A fractional chromatic number of a graph $G=(V,E)$, is $min~\sum_{I}y_{I}$, and for every vertex $v\in V$ we have $\sum_{\{I:v \in I\}}y_{I} \ge1$(the condition).
I'm just a little confused on notation. Let's consider this graph
There are $3$ independent sets: $\{V_{3}\},\{V_{2}\},\{V_{1},V_{4}\}$ So, is a fractional chromatic number of this graph $\le 3$ (sum of all vertices in each independent graph)? Am I supposed to verify every independent graph if the sum isn't more than $1$, to check the condition ? f.e. for the first set ($\{V_{3}\}$) the sum of all vertices is $1$, and $1 \le 1$, so the condition is met, similarly the next set ($\{V_{4}\}$, and for the last set ($\{V_{1},V_{4}\}$) the sum of all verticies is $\frac{1}{2}+\frac{1}{2}= 1$ and $1 \le 1$ so the condition is met for this and any other set, so indeed, $\chi^{*} \le 3$ ? Is it correct ?
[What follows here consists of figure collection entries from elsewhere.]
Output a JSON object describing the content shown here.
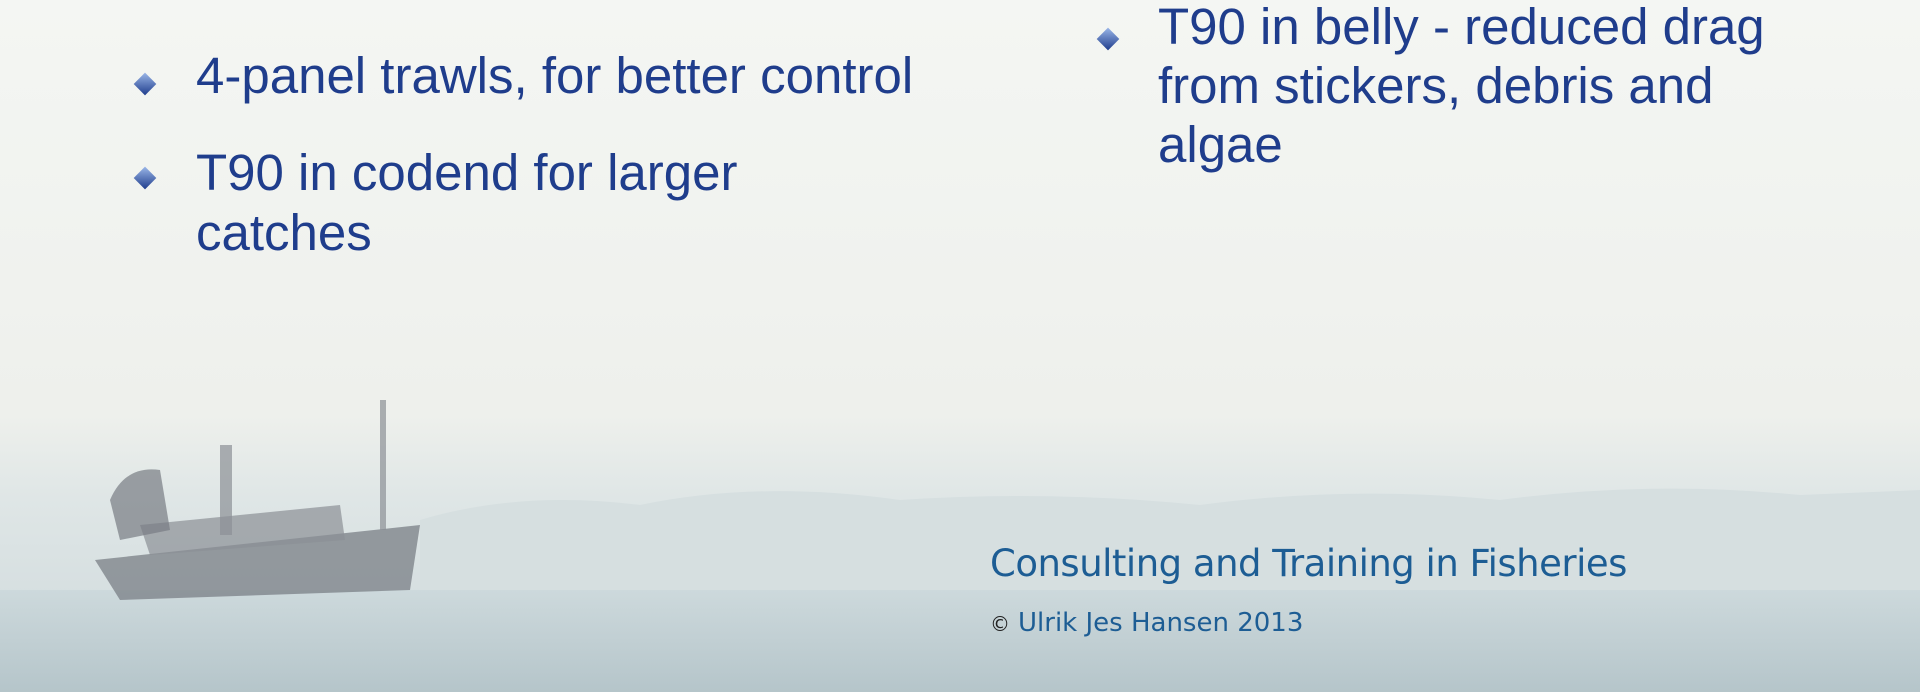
{
  "left_bullets": [
    {
      "lines": [
        "4-panel trawls, for better control"
      ]
    },
    {
      "lines": [
        "T90 in codend for larger",
        "catches"
      ]
    }
  ],
  "right_bullets": [
    {
      "lines": [
        "T90 in belly - reduced drag",
        "from stickers, debris and",
        "algae"
      ]
    }
  ],
  "footer": {
    "tagline": "Consulting and Training in Fisheries",
    "copyright_symbol": "©",
    "copyright": "Ulrik Jes Hansen 2013"
  }
}
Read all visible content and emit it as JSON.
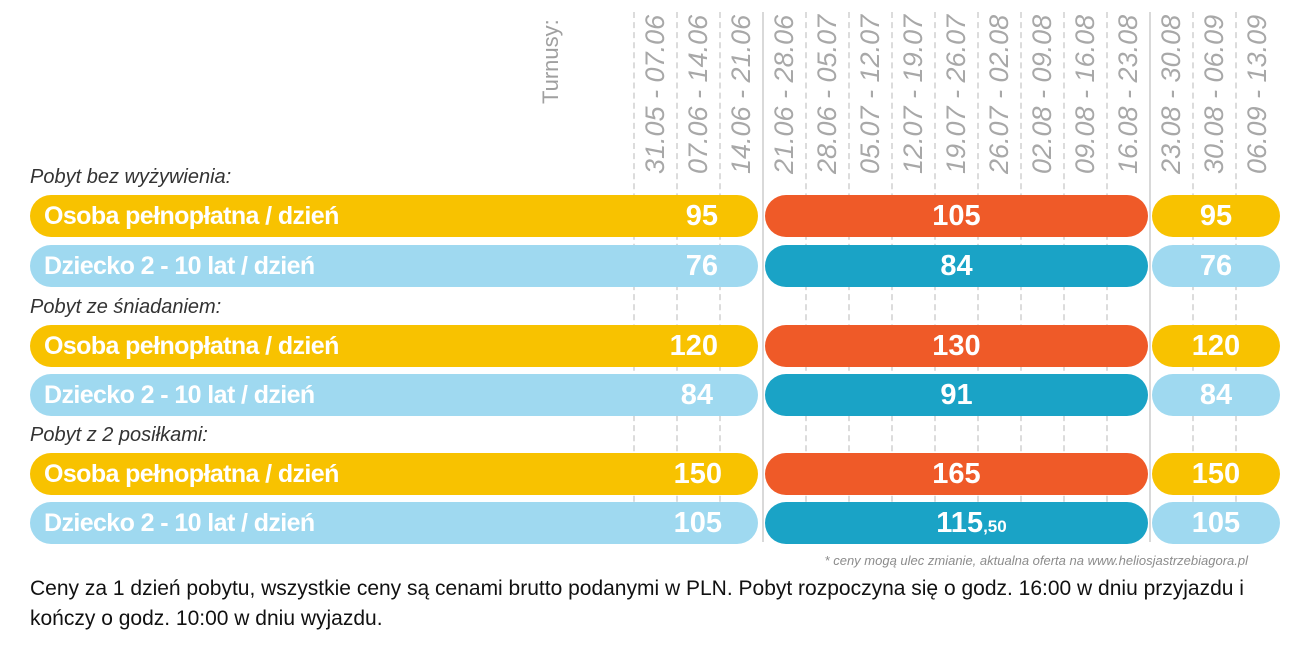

There is a variable $y_I$ for each independent set $I$; note that $I$ need not be maximal. Let's call the variables $y_1, y_2, y_3, y_4$, and $y_{14}$. This gives the following optimization problem:
$$\textrm{minimize} \sum_I y_I\\ \begin{align} \textrm{s.t.}\quad &y_1 + y_{14} &\geq 1\\ & y_2 &\geq 1\\ & y_3 &\geq 1\\ & y_4 + y_{14} &\geq 1\\ \end{align}$$
Clearly $y_2 = y_3 = 1$. For the remaining variables, we'll get the smallest sum when we let $y_{14}$ do all of the work: $y_1=y_4=0$, and $y_{14}=1$. The interpretation of this is that we have no reason to assign different colours to $v_1$ and $v_4$.
So the sum is $3$, and all variables are integer. This corresponds to a $3-$colouring of the graph, which should make sense. (Choose three colours for $\{v_1,v_4\}, v_2$, and $v_3$.) There is no benefit to a fractional colouring for this graph.